Гумилёв последний раз был здесь в 1913, во время путешествия по Абиссинии. Но обязательно вернулся бы сюда ещё и ещё, если бы не мировая война, революция и смерть. Он был болен своей Африкой, грезил ею во сне и наяву. Боль рождала стихи.

Я знаю весёлые сказки таинственных стран
Про чёрную деву, про страсть молодого вождя,
Но ты слишком долго вдыхала тяжёлый туман,
Ты верить не хочешь во что-нибудь, кроме дождя.
И как я тебе расскажу про тропический сад,
Про стройные пальмы, про запах немыслимых трав…
Ты плачешь? Послушай… далёко, на озере Чад
Изысканный бродит жираф.

На озере Чад я не был, и вряд ли уже побываю. Впрочем, как и Гумилёв. Я о другом. О том, что, читая его стихи, внезапно понимаешь, почему ты хотела уйти от меня после моих джибутийских писем.

Полно, радость моя. Не так уж я безнадёжен. По крайней мере — не штурман, на всю жизнь прикованный к штурманскому столу цепью галерного каторжника. В случае чего, мне найдётся занятие и на берегу. С восьми до семнадцати, или сутки через трое. Это вселяет надежду.

Всему свой черёд. Дай время, и я пойду на поправку. Просто я всё ещё болен.
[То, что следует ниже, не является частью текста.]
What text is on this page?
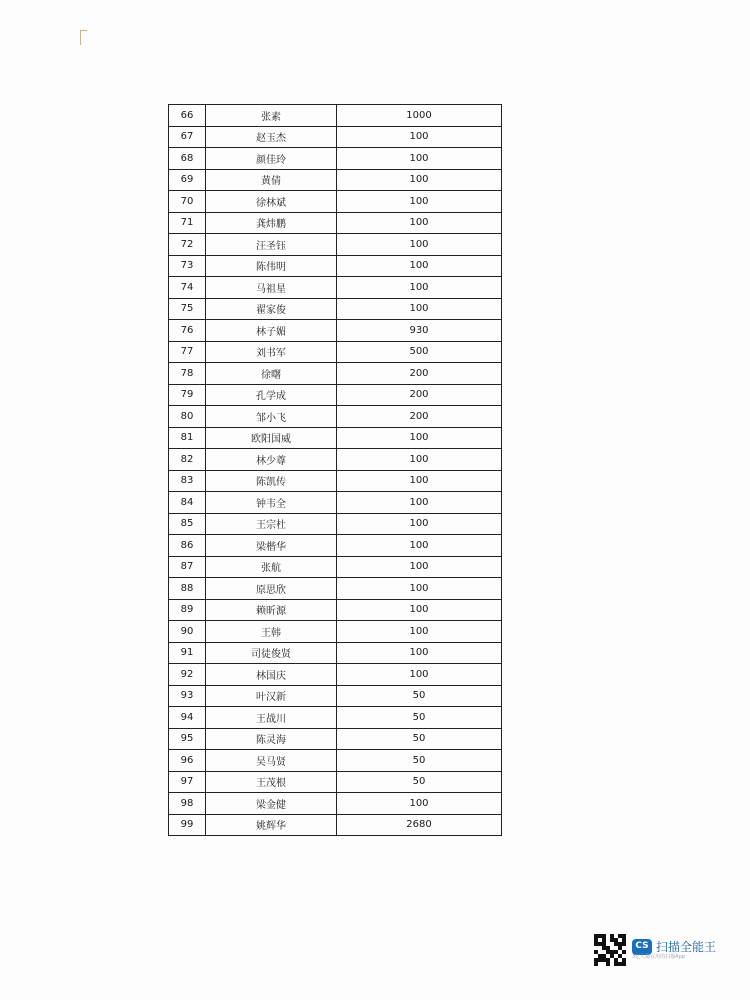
66	张素	1000
67	赵玉杰	100
68	颜佳玲	100
69	黄倩	100
70	徐林斌	100
71	龚炜鹏	100
72	汪圣钰	100
73	陈伟明	100
74	马祖星	100
75	翟家俊	100
76	林子媚	930
77	刘书军	500
78	徐曙	200
79	孔学成	200
80	邹小飞	200
81	欧阳国威	100
82	林少尊	100
83	陈凯传	100
84	钟韦全	100
85	王宗杜	100
86	梁楷华	100
87	张航	100
88	原思欣	100
89	赖昕源	100
90	王韩	100
91	司徒俊贤	100
92	林国庆	100
93	叶汉新	50
94	王战川	50
95	陈灵海	50
96	吴马贤	50
97	王茂根	50
98	梁金健	100
99	姚辉华	2680
CS 扫描全能王
3亿人都在用的扫描App
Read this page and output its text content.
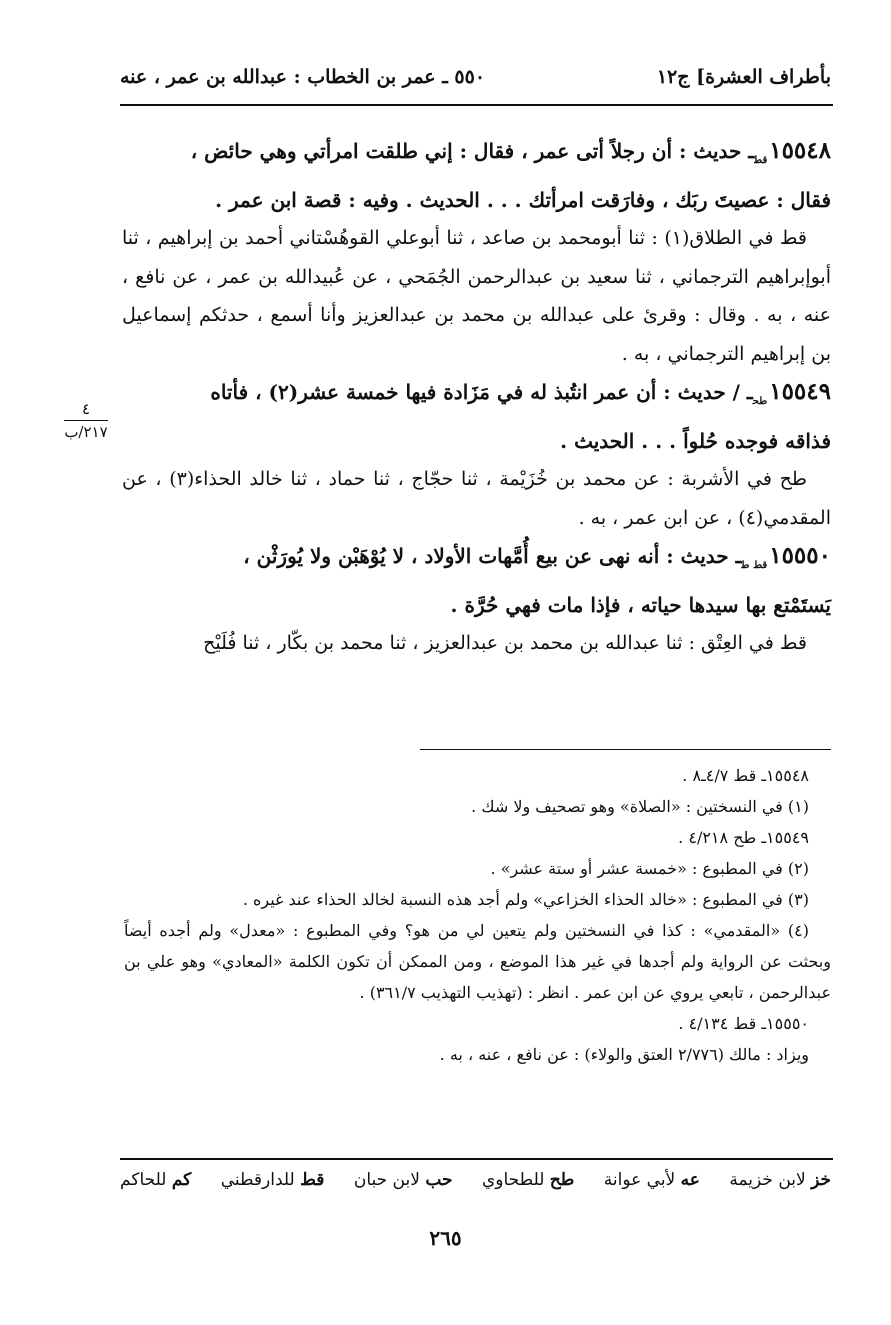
بأطراف العشرة] ج١٢
٥٥٠ ـ عمر بن الخطاب : عبدالله بن عمر ، عنه
٤
٢١٧/ب
$١٥٥٤٨_{قط}ـ$ حديث : أن رجلاً أتى عمر ، فقال : إني طلقت امرأتي وهي حائض ،
فقال : عصيتَ ربَك ، وفارَقت امرأتك . . . الحديث . وفيه : قصة ابن عمر .
قط في الطلاق(١) : ثنا أبومحمد بن صاعد ، ثنا أبوعلي القوهُسْتاني أحمد بن إبراهيم ، ثنا أبوإبراهيم الترجماني ، ثنا سعيد بن عبدالرحمن الجُمَحي ، عن عُبيدالله بن عمر ، عن نافع ، عنه ، به . وقال : وقرئ على عبدالله بن محمد بن عبدالعزيز وأنا أسمع ، حدثكم إسماعيل بن إبراهيم الترجماني ، به .
$١٥٥٤٩_{طح}ـ$ / حديث : أن عمر انتُبذ له في مَزَادة فيها خمسة عشر(٢) ، فأتاه
فذاقه فوجده حُلواً . . . الحديث .
طح في الأشربة : عن محمد بن خُزَيْمة ، ثنا حجّاج ، ثنا حماد ، ثنا خالد الحذاء(٣) ، عن المقدمي(٤) ، عن ابن عمر ، به .
$١٥٥٥٠_{قط ط}ـ$ حديث : أنه نهى عن بيع أُمَّهات الأولاد ، لا يُوْهَبْن ولا يُورَثْن ،
يَستَمْتع بها سيدها حياته ، فإذا مات فهي حُرَّة .
قط في العِتْق : ثنا عبدالله بن محمد بن عبدالعزيز ، ثنا محمد بن بكّار ، ثنا فُلَيْح
١٥٥٤٨ـ قط ٤/٧ـ٨ .
(١) في النسختين : «الصلاة» وهو تصحيف ولا شك .
١٥٥٤٩ـ طح ٤/٢١٨ .
(٢) في المطبوع : «خمسة عشر أو ستة عشر» .
(٣) في المطبوع : «خالد الحذاء الخزاعي» ولم أجد هذه النسبة لخالد الحذاء عند غيره .
(٤) «المقدمي» : كذا في النسختين ولم يتعين لي من هو؟ وفي المطبوع : «معدل» ولم أجده أيضاً وبحثت عن الرواية ولم أجدها في غير هذا الموضع ، ومن الممكن أن تكون الكلمة «المعادي» وهو علي بن عبدالرحمن ، تابعي يروي عن ابن عمر . انظر : (تهذيب التهذيب ٣٦١/٧) .
١٥٥٥٠ـ قط ٤/١٣٤ .
ويزاد : مالك (٢/٧٧٦ العتق والولاء) : عن نافع ، عنه ، به .
خز لابن خزيمة
عه لأبي عوانة
طح للطحاوي
حب لابن حبان
قط للدارقطني
كم للحاكم
٢٦٥
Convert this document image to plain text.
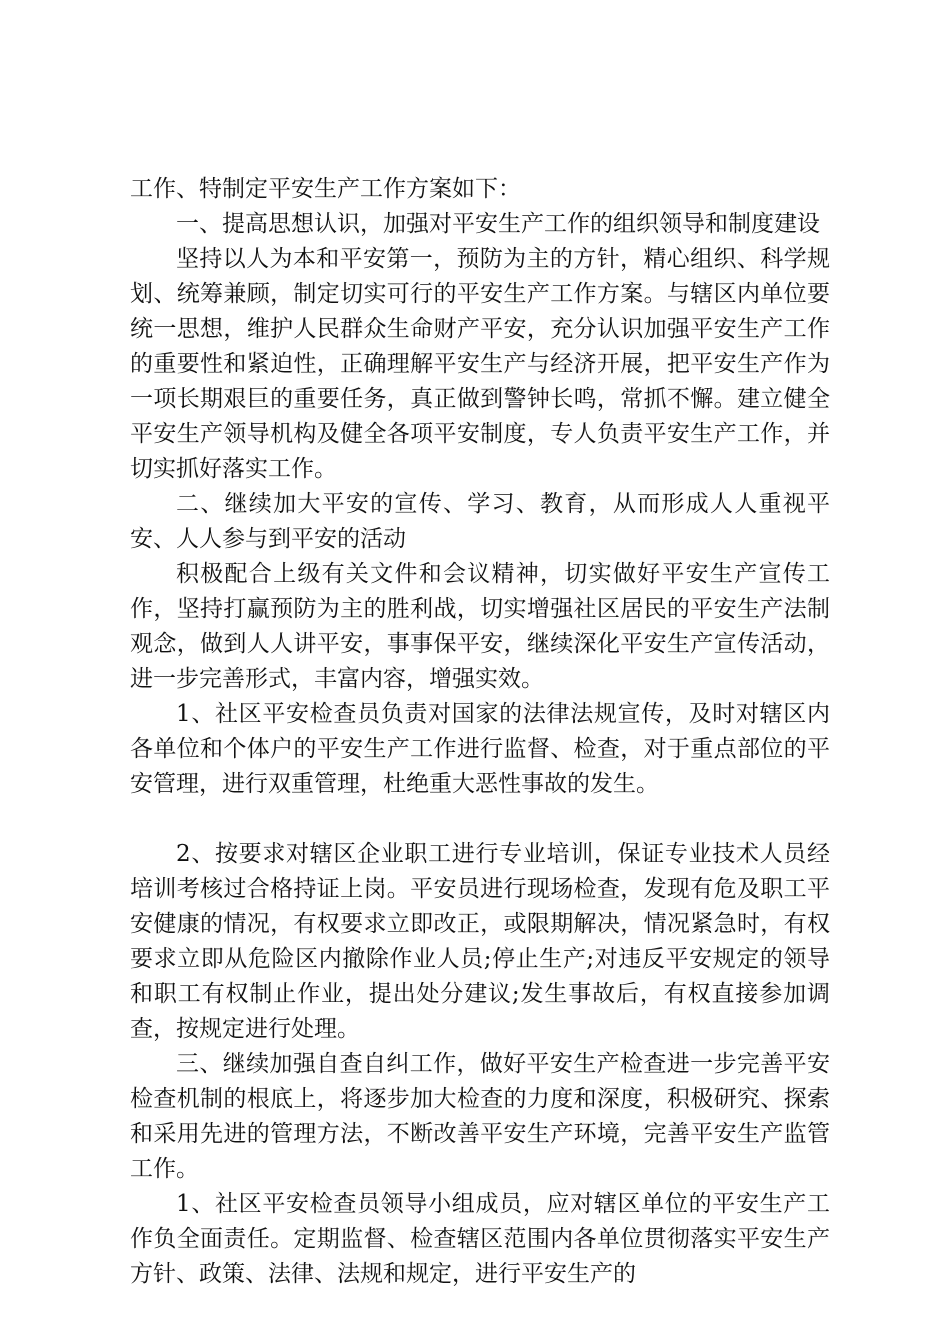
工作、特制定平安生产工作方案如下：

一、提高思想认识，加强对平安生产工作的组织领导和制度建设

坚持以人为本和平安第一，预防为主的方针，精心组织、科学规划、统筹兼顾，制定切实可行的平安生产工作方案。与辖区内单位要统一思想，维护人民群众生命财产平安，充分认识加强平安生产工作的重要性和紧迫性，正确理解平安生产与经济开展，把平安生产作为一项长期艰巨的重要任务，真正做到警钟长鸣，常抓不懈。建立健全平安生产领导机构及健全各项平安制度，专人负责平安生产工作，并切实抓好落实工作。

二、继续加大平安的宣传、学习、教育，从而形成人人重视平安、人人参与到平安的活动

积极配合上级有关文件和会议精神，切实做好平安生产宣传工作，坚持打赢预防为主的胜利战，切实增强社区居民的平安生产法制观念，做到人人讲平安，事事保平安，继续深化平安生产宣传活动，进一步完善形式，丰富内容，增强实效。

1、社区平安检查员负责对国家的法律法规宣传，及时对辖区内各单位和个体户的平安生产工作进行监督、检查，对于重点部位的平安管理，进行双重管理，杜绝重大恶性事故的发生。

2、按要求对辖区企业职工进行专业培训，保证专业技术人员经培训考核过合格持证上岗。平安员进行现场检查，发现有危及职工平安健康的情况，有权要求立即改正，或限期解决，情况紧急时，有权要求立即从危险区内撤除作业人员;停止生产;对违反平安规定的领导和职工有权制止作业，提出处分建议;发生事故后，有权直接参加调查，按规定进行处理。

三、继续加强自查自纠工作，做好平安生产检查进一步完善平安检查机制的根底上，将逐步加大检查的力度和深度，积极研究、探索和采用先进的管理方法，不断改善平安生产环境，完善平安生产监管工作。

1、社区平安检查员领导小组成员，应对辖区单位的平安生产工作负全面责任。定期监督、检查辖区范围内各单位贯彻落实平安生产方针、政策、法律、法规和规定，进行平安生产的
Болен гриппом океанских рассветов, благозвучных портов и китовых игр перед рассекающим гладь Аравийского моря форштевнем. (Киты приходят в тёплое море рожать своих детёнышей).

Всё ещё болен. И в своём горячечном бреду слышу не потусторонние голоса, а многоголосье промысла у берегов Западной Сахары, всполошившегося по сигналу "барракуда", или морзяночный вопль на пятистах килогерцах, 808, подаваемый яхтой, терпящей бедствие в ста милях к югу от мыса Игольный. (Француз не имел за душой ничего, кроме своей яхты и своей жёлтенькой жены-индонезийки. Но яхту не смогли буксировать из-за шторма, а осиротевшую цветную чету высадили в запретном в иные времена Порт-Элизабете. Жаль их, так мило путешествовали по миру вдвоём, свободные от всего, кроме себя самих. Хочется верить, что они как-то выкарабкались, и француз не вернулся на родину, чтобы стать агентом по продаже недвижимости и обзавестись новой, для метрополии, подругой.)